Еще вчера Саша договорилась со Спанчевым, что он будет ее помощником, как бы надзирателем в концлагере. Тот с огромным удовольствием согласился и принял участие в подготовке игры. После обеда он явился в принесенной Сабадаш украинской «вышиванке», галифе и сапогах, на голову он где-то нашел весьма похожий на украинский картуз, и через плечо был повешен сделанный для одной из школьных постановок «Память» деревянный немецкий автомат – так он, правда, больше походил на украинского полицая, чем на бойца «УПА», но в детали амуниции последних входить не было времени. Кроме этого и у него, и у Саши на руках были красно-черные повязки, по цвету бендеровского флага.
В разъяснении правил игры принял участие и «Папаша». Он на карточках написал одну и ту же цифру, сказав, что это и есть дата начала наступления, и которую красноармейцы не должны ни в коем случае выдать.
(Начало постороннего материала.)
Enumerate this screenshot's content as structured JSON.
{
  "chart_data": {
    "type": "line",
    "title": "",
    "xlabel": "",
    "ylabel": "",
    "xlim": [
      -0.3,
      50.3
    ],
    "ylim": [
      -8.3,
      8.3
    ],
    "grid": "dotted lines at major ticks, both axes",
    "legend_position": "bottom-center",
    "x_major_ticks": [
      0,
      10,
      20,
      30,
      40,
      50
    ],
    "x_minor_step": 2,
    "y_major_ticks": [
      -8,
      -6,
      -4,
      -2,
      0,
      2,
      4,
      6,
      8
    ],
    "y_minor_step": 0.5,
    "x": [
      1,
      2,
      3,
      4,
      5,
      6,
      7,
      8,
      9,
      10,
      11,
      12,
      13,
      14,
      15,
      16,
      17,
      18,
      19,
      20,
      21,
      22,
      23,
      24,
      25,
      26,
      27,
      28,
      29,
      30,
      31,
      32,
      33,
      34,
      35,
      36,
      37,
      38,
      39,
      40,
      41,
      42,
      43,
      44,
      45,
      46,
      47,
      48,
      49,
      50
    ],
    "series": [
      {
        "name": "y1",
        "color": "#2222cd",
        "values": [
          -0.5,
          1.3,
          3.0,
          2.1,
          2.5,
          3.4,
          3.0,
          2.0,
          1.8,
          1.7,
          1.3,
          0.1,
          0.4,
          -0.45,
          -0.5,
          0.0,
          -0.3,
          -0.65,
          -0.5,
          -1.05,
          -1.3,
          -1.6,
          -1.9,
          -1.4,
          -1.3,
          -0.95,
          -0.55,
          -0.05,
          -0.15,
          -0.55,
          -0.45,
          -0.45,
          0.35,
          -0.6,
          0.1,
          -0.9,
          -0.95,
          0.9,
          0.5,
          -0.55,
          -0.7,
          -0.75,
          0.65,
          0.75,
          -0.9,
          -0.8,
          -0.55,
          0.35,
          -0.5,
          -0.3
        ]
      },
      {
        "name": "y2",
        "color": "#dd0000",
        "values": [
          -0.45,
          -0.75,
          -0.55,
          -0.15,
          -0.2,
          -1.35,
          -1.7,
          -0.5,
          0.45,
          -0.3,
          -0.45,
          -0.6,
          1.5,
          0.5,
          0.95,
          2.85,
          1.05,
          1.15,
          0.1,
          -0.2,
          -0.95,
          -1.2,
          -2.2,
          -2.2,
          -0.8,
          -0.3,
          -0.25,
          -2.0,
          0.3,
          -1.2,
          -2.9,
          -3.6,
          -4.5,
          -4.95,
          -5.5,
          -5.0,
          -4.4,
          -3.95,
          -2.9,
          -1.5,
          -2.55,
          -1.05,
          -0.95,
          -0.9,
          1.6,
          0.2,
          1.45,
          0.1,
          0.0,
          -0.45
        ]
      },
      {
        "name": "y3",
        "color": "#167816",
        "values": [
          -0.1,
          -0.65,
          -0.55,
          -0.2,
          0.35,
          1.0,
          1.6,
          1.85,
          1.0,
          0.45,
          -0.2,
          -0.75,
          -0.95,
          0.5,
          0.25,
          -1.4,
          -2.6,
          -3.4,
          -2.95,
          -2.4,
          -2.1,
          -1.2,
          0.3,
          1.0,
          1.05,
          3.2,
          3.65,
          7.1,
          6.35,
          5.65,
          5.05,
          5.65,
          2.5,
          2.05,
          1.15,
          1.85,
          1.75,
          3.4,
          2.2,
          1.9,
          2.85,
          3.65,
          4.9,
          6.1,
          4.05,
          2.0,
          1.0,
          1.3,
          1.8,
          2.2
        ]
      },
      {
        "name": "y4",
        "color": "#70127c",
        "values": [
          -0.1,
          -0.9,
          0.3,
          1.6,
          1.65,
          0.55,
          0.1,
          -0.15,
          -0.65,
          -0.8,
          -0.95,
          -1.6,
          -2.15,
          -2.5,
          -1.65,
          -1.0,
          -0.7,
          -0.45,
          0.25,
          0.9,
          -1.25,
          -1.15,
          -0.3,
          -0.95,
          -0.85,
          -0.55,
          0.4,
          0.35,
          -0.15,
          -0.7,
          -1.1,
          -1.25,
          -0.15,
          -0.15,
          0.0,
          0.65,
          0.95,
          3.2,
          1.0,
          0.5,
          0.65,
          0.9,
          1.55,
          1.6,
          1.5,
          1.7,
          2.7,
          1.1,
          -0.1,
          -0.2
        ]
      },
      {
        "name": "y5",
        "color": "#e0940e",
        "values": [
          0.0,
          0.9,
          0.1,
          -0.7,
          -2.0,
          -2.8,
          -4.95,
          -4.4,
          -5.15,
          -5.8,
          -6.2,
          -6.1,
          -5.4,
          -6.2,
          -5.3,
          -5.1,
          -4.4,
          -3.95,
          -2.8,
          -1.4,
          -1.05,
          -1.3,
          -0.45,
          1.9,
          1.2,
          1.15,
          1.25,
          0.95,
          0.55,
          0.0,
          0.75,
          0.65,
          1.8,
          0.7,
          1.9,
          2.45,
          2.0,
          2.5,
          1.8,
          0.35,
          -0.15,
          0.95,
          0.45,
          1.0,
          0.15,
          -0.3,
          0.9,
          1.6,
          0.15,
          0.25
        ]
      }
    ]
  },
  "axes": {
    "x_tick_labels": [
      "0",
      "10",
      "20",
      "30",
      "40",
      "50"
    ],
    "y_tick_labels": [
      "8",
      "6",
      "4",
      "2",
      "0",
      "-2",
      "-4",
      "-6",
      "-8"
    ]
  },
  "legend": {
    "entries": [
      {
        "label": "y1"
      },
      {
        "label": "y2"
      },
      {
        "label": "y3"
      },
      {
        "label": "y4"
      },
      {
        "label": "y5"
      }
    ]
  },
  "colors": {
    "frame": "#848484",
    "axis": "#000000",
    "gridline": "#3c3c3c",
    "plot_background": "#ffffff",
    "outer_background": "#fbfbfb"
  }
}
При этом, хитро сощурясь, он помахал в руке еще одной белой карточкой.
- Вы видите, она пустая. Человек, кому выпадет эта карточка, - это так называемый посланец…. Фу, что я говорю?.. Хотя можно и так сказать…. Ну, в общем, это – предатель. Это засланный к красноармейцам предатель, который должен втереться к ним в доверие и узнать дату начала наступления. Прошу того, кто им станет, выполнить условия игры. Вы – на стороне бендеровцев и ваша задача помочь им узнать точную дату начала наступления. Ну а всем, как и прежде – главная задача все выдержать и не сломаться. Пройти все унижения и постараться остаться в живых. Запомните, по правилам игры, любое неповиновение карается смертью – расстрелом…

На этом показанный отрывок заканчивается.